The photo shows shoreline uplifted during
a massive 1899 earthquake near Yakutat.
From the 1912 USGS paper, The
Earthquakes at Yakutat Bay, Alaska
This column is provided as a public service by the Geophysical Institute, University of Alaska Fairbanks, in cooperation with the UAF research community. Ned Rozell is a science writer at the institute.
More than a century ago, eight prospectors were panning the glacial sands near Hubbard Glacier when Earth starting shaking and never seemed to stop. A few days later, they had survived a natural phenomenon they probably should not have.
Geologists Ralph Tarr and Lawrence Martin, in the area a few years later to study the marvelous glaciers, saw things like mussels “resembling clumps of blue flowers” on rocks 20 feet above the ocean. They saw so much evidence of a giant earthquake they interviewed a few prospectors in Yakutat and included their stories in a 1912 government paper, “The Earthquakes at Yakutat Bay, Alaska, in September, 1899.”
When Tarr and Martin arrived in Yakutat, prospector A. Flenner was working as a carpenter there six years after the series of large earthquakes, the biggest being a magnitude 8.0 that happened on Sept. 10, 1899. Flenner had been panning for gold in the area that day.

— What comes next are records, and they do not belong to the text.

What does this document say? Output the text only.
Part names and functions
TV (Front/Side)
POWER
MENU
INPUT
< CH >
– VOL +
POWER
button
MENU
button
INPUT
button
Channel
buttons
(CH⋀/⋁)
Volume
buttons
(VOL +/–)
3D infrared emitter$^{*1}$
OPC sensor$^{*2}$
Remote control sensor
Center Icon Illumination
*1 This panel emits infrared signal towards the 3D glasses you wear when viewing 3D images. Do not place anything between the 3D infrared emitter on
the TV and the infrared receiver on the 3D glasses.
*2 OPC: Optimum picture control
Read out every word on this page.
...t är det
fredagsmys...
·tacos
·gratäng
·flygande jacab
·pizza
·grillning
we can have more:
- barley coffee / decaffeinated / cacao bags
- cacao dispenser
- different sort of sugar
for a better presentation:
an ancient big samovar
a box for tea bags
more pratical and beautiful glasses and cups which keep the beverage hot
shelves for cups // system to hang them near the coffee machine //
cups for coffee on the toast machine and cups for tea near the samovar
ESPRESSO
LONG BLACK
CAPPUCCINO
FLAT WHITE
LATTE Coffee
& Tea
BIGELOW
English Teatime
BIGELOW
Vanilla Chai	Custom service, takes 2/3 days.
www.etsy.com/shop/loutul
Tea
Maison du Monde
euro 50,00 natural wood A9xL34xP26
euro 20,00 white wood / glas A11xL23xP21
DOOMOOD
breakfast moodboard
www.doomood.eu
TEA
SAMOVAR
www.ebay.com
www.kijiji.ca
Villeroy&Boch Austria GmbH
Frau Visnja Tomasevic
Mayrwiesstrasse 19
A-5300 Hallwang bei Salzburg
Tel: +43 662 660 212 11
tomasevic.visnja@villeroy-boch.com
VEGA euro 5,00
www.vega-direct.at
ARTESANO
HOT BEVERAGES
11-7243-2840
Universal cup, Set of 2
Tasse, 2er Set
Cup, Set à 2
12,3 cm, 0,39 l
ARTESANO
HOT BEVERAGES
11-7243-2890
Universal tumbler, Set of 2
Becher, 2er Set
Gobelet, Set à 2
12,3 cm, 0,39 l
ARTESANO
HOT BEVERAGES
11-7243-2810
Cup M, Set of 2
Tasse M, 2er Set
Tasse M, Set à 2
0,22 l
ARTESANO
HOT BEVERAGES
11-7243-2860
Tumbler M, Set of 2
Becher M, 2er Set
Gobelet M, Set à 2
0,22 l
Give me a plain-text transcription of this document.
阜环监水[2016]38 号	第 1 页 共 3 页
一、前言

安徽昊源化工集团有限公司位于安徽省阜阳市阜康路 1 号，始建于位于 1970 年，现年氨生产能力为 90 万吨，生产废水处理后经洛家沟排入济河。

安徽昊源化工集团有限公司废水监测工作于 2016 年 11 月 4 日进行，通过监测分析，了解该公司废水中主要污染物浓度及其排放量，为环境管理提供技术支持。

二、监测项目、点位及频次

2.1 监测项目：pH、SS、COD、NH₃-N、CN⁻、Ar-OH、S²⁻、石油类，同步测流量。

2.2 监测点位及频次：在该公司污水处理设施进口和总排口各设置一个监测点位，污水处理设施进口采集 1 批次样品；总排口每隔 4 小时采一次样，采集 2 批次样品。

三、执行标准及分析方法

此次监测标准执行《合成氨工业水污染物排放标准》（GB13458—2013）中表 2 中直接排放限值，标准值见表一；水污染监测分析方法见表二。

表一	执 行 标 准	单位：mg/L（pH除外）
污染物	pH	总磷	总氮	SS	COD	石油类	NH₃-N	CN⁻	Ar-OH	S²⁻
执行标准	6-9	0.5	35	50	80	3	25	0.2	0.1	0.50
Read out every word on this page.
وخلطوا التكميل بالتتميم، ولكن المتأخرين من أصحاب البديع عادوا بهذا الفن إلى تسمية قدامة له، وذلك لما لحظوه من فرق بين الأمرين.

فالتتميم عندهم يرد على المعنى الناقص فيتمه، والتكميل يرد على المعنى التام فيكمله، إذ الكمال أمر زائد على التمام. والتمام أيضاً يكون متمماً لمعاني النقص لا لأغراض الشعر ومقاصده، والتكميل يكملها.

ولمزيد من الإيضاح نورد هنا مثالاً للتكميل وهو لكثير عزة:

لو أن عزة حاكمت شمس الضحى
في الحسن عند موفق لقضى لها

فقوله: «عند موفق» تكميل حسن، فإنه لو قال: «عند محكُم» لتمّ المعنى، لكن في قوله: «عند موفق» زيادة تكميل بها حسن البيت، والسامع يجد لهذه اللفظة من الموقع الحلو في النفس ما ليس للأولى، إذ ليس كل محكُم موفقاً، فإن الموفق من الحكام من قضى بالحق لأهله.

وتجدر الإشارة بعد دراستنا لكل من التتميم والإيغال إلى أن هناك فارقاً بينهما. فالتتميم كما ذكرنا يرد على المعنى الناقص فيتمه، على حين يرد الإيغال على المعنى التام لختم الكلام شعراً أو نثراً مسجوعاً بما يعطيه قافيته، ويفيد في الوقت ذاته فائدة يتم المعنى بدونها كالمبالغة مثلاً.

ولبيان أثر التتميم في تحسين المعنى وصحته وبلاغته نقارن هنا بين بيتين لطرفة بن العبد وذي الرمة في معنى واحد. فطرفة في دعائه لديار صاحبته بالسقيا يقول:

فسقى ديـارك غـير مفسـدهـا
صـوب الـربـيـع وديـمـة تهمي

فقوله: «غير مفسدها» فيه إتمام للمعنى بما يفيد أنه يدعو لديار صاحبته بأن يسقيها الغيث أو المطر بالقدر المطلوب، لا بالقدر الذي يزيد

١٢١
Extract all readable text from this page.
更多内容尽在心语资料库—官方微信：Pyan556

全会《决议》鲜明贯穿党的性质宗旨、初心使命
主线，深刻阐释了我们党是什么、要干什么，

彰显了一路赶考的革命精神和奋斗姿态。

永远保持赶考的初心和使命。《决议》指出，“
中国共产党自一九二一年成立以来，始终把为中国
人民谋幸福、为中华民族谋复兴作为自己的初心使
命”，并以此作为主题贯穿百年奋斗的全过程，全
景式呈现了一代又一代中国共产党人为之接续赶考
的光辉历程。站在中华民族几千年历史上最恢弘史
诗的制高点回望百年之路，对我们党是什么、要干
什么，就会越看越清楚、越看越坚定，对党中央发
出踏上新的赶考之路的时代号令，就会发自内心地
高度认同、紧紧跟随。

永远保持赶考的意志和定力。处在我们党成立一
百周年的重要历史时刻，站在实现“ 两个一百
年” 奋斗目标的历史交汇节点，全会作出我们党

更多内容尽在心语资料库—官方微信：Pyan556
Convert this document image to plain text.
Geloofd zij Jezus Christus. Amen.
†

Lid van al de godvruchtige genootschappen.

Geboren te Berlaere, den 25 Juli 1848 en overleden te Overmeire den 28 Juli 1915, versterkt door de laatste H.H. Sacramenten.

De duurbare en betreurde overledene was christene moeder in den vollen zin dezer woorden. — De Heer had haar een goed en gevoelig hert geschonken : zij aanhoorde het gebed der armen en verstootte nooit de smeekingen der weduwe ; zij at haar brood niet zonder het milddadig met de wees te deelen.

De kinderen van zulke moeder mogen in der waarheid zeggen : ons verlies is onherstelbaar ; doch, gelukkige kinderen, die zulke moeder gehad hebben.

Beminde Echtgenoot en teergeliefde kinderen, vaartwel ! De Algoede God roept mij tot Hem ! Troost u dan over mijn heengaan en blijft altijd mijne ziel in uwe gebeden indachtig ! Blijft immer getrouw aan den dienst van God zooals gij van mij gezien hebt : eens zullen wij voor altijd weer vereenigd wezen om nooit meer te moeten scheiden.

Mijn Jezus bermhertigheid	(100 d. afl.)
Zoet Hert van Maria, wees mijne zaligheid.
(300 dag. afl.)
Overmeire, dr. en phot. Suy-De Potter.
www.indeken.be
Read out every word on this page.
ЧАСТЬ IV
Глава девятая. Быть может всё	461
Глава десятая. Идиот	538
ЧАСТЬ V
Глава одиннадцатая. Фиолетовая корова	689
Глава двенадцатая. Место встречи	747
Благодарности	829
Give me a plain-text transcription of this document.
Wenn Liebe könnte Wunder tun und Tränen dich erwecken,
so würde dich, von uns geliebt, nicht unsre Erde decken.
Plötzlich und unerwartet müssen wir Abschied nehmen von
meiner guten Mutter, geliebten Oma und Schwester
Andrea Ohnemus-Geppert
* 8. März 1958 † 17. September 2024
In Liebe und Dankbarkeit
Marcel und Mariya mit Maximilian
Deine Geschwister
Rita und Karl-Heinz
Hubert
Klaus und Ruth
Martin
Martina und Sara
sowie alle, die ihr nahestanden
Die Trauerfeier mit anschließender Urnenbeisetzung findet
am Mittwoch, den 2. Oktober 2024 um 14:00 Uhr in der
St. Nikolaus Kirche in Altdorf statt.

“Mr. Flenner stated in 1905 that after the first shock on September 3 they rigged up a home-made seismograph, consisting of hunting knives hung so that their points touched and would jingle under a slight oscillation,” Tarr and Martin wrote. “With this instrument (rude, perhaps, but more delicate than their own perception) they counted 52 shocks on September 10, up to the time of the heavy disturbance (the 8.0 earthquake) that caused so much damage.”